The flow of my recipe is basically the same as the textcat_teach recipe
# Load the stream from a JSONL file and return a generator that yields a
# dictionary for each example in the data.
stream = JSONL(source)
# Load the spaCy model
nlp = spacy.load(spacy_model)
# Initialize Prodigy's text classifier model, which outputs
# (score, example) tuples
model = TextClassifier(nlp, label)
if patterns is None:
# No patterns are used, so just use the model to suggest examples
# and only use the model's update method as the update callback
predict = model
update = model.update # Do I need to do model.update here?? Update is not used
else:
# Initialize the pattern matcher and load in the JSONL patterns.
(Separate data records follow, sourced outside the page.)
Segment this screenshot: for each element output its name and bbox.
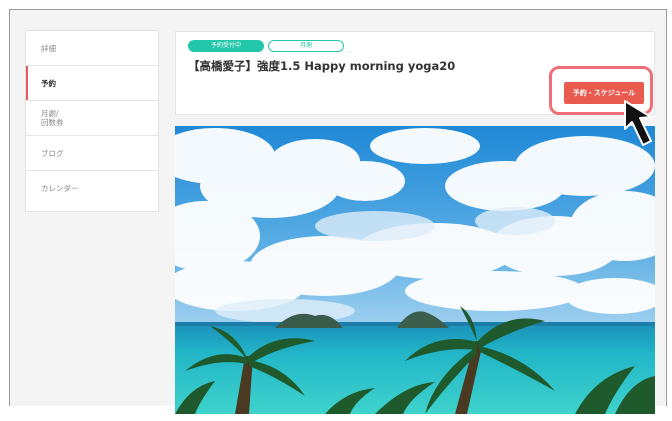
status-badge: 予約受付中	[188, 40, 264, 52]
sidebar-item-details[interactable]: 詳細	[26, 31, 158, 66]
sidebar-item-calendar[interactable]: カレンダー	[26, 171, 158, 206]
sidebar-item-label: 詳細	[41, 43, 56, 53]
sidebar-item-monthly-tickets[interactable]: 月謝/ 回数券	[26, 101, 158, 136]
sidebar-item-label-line2: 回数券	[41, 118, 64, 127]
type-badge: 月謝	[268, 40, 344, 52]
sidebar-item-label: ブログ	[41, 148, 64, 158]
sidebar-item-label: 予約	[41, 78, 56, 88]
sidebar-item-label: カレンダー	[41, 184, 79, 193]
sidebar-item-label-line1: 月謝/	[41, 109, 59, 118]
lesson-title: 【高橋愛子】強度1.5 Happy morning yoga20	[188, 59, 456, 73]
lesson-hero-image	[175, 126, 655, 414]
beach-scene-image	[175, 126, 655, 414]
sidebar-item-reservation[interactable]: 予約	[26, 66, 158, 101]
sidebar: 詳細 予約 月謝/ 回数券 ブログ カレンダー	[25, 30, 159, 212]
sidebar-item-blog[interactable]: ブログ	[26, 136, 158, 171]
sidebar-item-label: 月謝/ 回数券	[41, 109, 64, 127]
arrow-pointer-icon	[624, 100, 652, 146]
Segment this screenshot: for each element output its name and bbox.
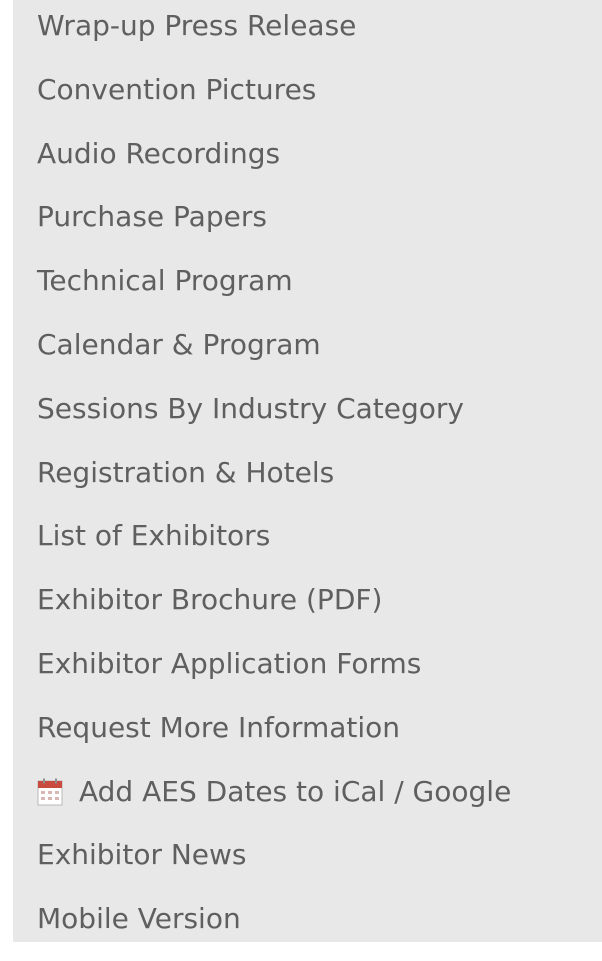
- sidebar-item-sessions-by-industry-category: Sessions By Industry Category: [37, 387, 597, 451]
- sidebar-item-calendar-program: Calendar & Program: [37, 323, 597, 387]
- sidebar-item-list-of-exhibitors: List of Exhibitors: [37, 514, 597, 578]
- sidebar-item-registration-hotels: Registration & Hotels: [37, 451, 597, 515]
- sidebar-item-wrap-up-press-release: Wrap-up Press Release: [37, 4, 597, 68]
- list-of-exhibitors-link[interactable]: List of Exhibitors: [37, 514, 270, 550]
- exhibitor-application-forms-link[interactable]: Exhibitor Application Forms: [37, 642, 421, 678]
- sidebar-nav-list: Wrap-up Press Release Convention Picture…: [37, 4, 597, 961]
- exhibitor-news-link[interactable]: Exhibitor News: [37, 833, 247, 869]
- technical-program-link[interactable]: Technical Program: [37, 259, 293, 295]
- sidebar-item-technical-program: Technical Program: [37, 259, 597, 323]
- sidebar-item-exhibitor-application-forms: Exhibitor Application Forms: [37, 642, 597, 706]
- wrap-up-press-release-link[interactable]: Wrap-up Press Release: [37, 4, 356, 40]
- registration-hotels-link[interactable]: Registration & Hotels: [37, 451, 334, 487]
- exhibitor-brochure-link[interactable]: Exhibitor Brochure (PDF): [37, 578, 382, 614]
- sidebar-item-mobile-version: Mobile Version: [37, 897, 597, 961]
- add-aes-dates-label: Add AES Dates to iCal / Google: [79, 774, 512, 808]
- sidebar-item-request-more-information: Request More Information: [37, 706, 597, 770]
- sidebar-item-purchase-papers: Purchase Papers: [37, 195, 597, 259]
- calendar-program-link[interactable]: Calendar & Program: [37, 323, 321, 359]
- sidebar-item-exhibitor-brochure: Exhibitor Brochure (PDF): [37, 578, 597, 642]
- sessions-by-industry-category-link[interactable]: Sessions By Industry Category: [37, 387, 464, 423]
- sidebar-item-convention-pictures: Convention Pictures: [37, 68, 597, 132]
- calendar-icon: [37, 778, 63, 806]
- purchase-papers-link[interactable]: Purchase Papers: [37, 195, 267, 231]
- request-more-information-link[interactable]: Request More Information: [37, 706, 400, 742]
- mobile-version-link[interactable]: Mobile Version: [37, 897, 241, 933]
- audio-recordings-link[interactable]: Audio Recordings: [37, 132, 280, 168]
- sidebar-item-exhibitor-news: Exhibitor News: [37, 833, 597, 897]
- sidebar-panel: Wrap-up Press Release Convention Picture…: [13, 0, 602, 942]
- convention-pictures-link[interactable]: Convention Pictures: [37, 68, 316, 104]
- sidebar-item-audio-recordings: Audio Recordings: [37, 132, 597, 196]
- sidebar-item-add-aes-dates: Add AES Dates to iCal / Google: [37, 770, 597, 834]
- add-aes-dates-link[interactable]: Add AES Dates to iCal / Google: [37, 770, 511, 806]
# Set the matcher to not label the highlighted spans, only the text.
matcher = PatternMatcher(
nlp,
prior_correct=5.0,
prior_incorrect=5.0,
label_span=False,
label_task=True,
)
matcher = matcher.from_disk(patterns)
# Combine the NER model and the matcher and interleave their
# suggestions and update both at the same time
predict, update = combine_models(model, matcher)
# Use the prefer_uncertain sorter to focus on suggestions that the model
# is most uncertain about (i.e. with a score closest to 0.5). The model
# yields (score, example) tuples and the sorter yields just the example
stream = prefer_uncertain(predict(stream))
stream = add_options(stream, label)
Thanks for any guidance you can provide.